As ACS Women celebrated its tenth anniversary, there was time to reflect on the decade past but also to think about the future and the ongoing role for women in ICT.
A high-powered panel of speakers assembled at Sydney's Menzies Hotel to explore what that future might look like.
Sharon Dickson - ACS NSW vice chair between 2012 and 2014, and head of technology for intermediary distribution at QBE - posed the question: 'What's your vision for the role of women in the age of digital?'
She received four very different responses:
1. Learn adaptable skills
Digital Careers state manager John Westgarth's vision was to enable women to create "adaptable skill sets to respond to digital disruption".
He believed technology could have a major impact on society - "and it's through technology that smart empowered people will change some of the big things we need changed".
"So if I had a vision it would be about flexibility and strong skillsets that make people adaptable [in this new world]."
2. Embrace an entrepreneurial spirit
Dr Jenine Beekhuyzen, an academic and founder of Tech Girls Movement and Tech Girls are Superheroes, believed it was important to teach women confidence to "create your own future".
She cited Sara Price, a then 12-year-old who won last year's Australian Search for the Next Tech Girl Superhero competition. Price created an app "which helps young people build self confidence and resilience". It sold 20,000 copies.
"This is our future," Dr Beekhuyzen said.
"Trying to encourage an entrepreneurial spirit is a really good thing. You don't have to align to structures that maybe don't fit with you and with the way you do things.

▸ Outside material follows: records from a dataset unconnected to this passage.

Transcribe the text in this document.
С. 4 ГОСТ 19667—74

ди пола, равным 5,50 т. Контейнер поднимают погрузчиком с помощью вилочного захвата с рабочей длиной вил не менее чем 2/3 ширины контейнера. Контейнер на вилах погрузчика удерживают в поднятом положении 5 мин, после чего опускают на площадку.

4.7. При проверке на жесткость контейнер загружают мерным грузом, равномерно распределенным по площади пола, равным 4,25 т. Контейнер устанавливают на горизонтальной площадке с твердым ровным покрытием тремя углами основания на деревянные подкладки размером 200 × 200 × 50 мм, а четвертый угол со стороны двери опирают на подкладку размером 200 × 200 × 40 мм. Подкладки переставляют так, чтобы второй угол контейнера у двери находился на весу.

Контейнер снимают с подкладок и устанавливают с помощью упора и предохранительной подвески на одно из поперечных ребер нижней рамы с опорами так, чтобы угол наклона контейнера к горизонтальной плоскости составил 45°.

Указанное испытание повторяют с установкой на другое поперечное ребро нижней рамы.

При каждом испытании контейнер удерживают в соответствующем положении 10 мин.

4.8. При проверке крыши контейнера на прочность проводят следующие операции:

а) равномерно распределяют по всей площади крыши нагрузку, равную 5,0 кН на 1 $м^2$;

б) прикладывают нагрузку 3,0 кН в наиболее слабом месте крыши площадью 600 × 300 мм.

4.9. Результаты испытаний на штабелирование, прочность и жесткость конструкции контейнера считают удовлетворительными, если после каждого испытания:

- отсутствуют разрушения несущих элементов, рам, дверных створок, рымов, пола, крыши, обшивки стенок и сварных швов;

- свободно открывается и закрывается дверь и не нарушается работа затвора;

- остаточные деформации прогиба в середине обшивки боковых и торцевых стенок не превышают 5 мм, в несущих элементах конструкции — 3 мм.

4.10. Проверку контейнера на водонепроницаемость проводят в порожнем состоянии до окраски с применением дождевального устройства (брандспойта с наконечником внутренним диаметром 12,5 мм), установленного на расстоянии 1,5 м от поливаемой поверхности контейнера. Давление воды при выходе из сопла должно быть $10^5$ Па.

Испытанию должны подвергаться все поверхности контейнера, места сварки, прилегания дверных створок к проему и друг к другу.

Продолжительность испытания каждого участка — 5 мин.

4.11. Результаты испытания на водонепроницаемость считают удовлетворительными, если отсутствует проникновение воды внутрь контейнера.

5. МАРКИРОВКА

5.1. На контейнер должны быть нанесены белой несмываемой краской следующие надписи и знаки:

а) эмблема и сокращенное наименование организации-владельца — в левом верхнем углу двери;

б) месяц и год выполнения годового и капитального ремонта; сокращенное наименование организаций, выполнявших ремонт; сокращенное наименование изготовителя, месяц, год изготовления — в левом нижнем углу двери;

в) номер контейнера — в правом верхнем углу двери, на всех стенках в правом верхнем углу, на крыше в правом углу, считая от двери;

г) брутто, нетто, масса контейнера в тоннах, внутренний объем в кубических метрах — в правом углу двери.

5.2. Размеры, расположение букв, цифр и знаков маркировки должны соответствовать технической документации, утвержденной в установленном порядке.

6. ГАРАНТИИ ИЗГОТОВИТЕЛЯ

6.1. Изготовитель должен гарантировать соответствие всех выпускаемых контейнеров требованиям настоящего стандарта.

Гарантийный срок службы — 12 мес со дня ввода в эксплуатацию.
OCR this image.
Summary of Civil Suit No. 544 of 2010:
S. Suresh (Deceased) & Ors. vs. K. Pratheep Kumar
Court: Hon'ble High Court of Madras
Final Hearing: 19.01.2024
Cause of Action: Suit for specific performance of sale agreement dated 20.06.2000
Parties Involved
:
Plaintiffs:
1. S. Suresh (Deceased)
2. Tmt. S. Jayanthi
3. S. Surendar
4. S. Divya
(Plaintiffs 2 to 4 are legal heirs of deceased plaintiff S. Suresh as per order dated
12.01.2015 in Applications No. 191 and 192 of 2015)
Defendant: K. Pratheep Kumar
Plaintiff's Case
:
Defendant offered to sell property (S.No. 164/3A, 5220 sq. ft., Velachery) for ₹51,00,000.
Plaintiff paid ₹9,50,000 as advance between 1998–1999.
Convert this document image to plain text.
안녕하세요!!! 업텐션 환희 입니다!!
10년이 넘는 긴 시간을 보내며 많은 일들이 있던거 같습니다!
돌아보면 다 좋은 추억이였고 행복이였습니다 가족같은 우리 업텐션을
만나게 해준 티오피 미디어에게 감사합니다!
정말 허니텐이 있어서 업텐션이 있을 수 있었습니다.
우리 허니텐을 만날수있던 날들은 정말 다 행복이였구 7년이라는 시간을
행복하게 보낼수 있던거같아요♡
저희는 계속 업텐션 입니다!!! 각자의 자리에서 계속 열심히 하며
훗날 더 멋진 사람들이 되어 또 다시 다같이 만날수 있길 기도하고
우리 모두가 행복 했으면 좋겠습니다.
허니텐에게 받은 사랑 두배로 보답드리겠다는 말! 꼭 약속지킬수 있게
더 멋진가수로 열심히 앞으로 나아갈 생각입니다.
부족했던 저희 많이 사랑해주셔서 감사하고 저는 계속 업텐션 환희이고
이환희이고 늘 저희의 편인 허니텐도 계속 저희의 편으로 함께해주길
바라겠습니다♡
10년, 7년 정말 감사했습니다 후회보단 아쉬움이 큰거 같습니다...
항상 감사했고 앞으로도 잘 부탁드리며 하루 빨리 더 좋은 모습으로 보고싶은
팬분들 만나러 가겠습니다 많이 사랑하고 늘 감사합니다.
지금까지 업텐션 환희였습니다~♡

You can create your own future."
3. Stay out of the box
UTS Lucy program director Bronwyn Holland's vision for women in the digital future was "access all areas".
"I think we get very much constrained by roles and by role stereotyping and I think we want to be able to dismantle the very many barriers there are to young people being able to translate their attitudes, achievement and creativity and interest into opportunity," she said.
"The messaging that I'm hearing about disruption and the flexible, cross disciplinary, adaptable, intelligence-driven paradigm that we're moving into is that, more than anything, it should give us the opportunity to transform the educational experience of young people and hook in to a better, more equitable, more sustainable future that we claim to aspire to."
4. Keep your eye out for opportunities
ACS director of policy & public affairs - and ACS Women sponsor - Athol Chalmers believed the digital age would create many opportunities that encouraged more women to participate in the ICT industry.
"There's going to be lots of new jobs created, there's going to be new industries and new companies," he said. "You've only got to look at things like Airbnb and Uber that were created in the digital age.
"I think the opportunity really is that women will be able to take advantage of the digital disruption opportunities that are there. Hopefully [these opportunities] will bring more women into the workforce and ICT".